I. Give. Up.
I believe I’ve been very patient with this season. What started off with something very relatable (life AFTER the honeymoon phase) and unique (marriage counseling and feeling awkward/giving each other space to form new relationships, has now crossed all limits of decency.
Kuch Rang has always been my favorite tv show.
I felt the irritation with Dev getting Sona fired, with Dev throwing Sona’s phone out of anger, I felt happy the way Nikki and Sona bonded, with Riya joining Dev’s office as an intern, I fell in love with Dev after Sona’s accident, when he made Sona sew the button on his shirt, when he saw Sona coming down those stairs in his imagination, the way he proposed and that first flying hug. I felt the hurt of the breakup, the way he stalked her, ruined her engagement with Ritwik, the way they got together eventually, got married, faced their challenges together and then also alone.

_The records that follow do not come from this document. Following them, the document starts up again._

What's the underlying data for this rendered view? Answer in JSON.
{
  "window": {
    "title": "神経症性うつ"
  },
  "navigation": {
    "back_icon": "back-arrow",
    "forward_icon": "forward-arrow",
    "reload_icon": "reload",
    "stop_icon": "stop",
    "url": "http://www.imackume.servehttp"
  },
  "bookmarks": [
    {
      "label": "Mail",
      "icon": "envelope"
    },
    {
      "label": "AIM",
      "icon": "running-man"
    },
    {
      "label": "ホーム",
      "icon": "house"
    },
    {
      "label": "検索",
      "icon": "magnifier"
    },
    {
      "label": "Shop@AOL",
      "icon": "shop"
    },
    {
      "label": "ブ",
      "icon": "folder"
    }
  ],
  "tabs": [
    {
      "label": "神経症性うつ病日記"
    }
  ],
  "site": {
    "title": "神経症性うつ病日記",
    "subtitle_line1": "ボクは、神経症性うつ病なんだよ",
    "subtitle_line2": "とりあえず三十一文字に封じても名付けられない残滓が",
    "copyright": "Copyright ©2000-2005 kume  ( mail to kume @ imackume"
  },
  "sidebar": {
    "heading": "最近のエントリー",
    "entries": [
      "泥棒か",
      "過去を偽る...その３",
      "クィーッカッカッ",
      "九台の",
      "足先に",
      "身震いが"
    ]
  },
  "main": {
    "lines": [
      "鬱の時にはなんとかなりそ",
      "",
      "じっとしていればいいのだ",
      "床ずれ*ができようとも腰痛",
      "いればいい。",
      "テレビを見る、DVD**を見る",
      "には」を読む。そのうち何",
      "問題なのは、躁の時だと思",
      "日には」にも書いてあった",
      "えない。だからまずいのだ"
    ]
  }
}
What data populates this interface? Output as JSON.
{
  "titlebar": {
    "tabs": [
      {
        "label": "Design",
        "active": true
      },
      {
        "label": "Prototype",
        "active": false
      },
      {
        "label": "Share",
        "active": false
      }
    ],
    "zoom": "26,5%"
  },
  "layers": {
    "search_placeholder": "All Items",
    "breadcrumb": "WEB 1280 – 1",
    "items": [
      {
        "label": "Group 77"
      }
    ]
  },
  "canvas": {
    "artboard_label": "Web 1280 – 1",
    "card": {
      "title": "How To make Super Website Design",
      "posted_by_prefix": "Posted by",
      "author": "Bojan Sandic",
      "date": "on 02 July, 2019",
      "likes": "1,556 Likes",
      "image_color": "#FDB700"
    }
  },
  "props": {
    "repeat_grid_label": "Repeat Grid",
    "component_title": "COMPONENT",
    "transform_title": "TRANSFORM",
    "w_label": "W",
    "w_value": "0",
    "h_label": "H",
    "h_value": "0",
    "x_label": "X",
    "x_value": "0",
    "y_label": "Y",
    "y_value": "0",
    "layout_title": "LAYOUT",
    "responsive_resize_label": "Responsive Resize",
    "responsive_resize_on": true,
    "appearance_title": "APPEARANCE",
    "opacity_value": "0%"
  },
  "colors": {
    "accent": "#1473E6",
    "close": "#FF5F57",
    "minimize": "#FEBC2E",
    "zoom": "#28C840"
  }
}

I was ALL into it.
I can’t relate to this show. Is this the same show that started off with SO much excitement? I literally kept on Sony tv ALL day while working from home, so I could catch those promos of KRPKAB S3. Is this what I waited for? I came back to India forums after 7-8 years, I guess for THIS?
Don’t we deserve better? Don’t talents like Erica, Shaheer, Alka, Prerna/Vaebhav & maybe above all, a senior actress like Supriyaji deserve better? Isse achcha Erica chali hi jaati tbh. This is no project to hold on to. I feel disrespected as a viewer.
I tweeted to EVERYONE. I dmed EVERYONE on Instagram, literally almost BEGGING to request better scriptwriting. Nobody responded.
We’re being fed this sh*tfest, really? I can’t see how this crap ends, but it ended for me today. I’ll be checking this forum once/twice a week, because I don’t see the point anymore.
Thank you so much for the written updates, hats off you’re still willing to provide us a detailed update, despite being violated by Mamta and Harneet like this.
End of rant. I’m so sorry for being this negative, but I really needed to write this off my mind.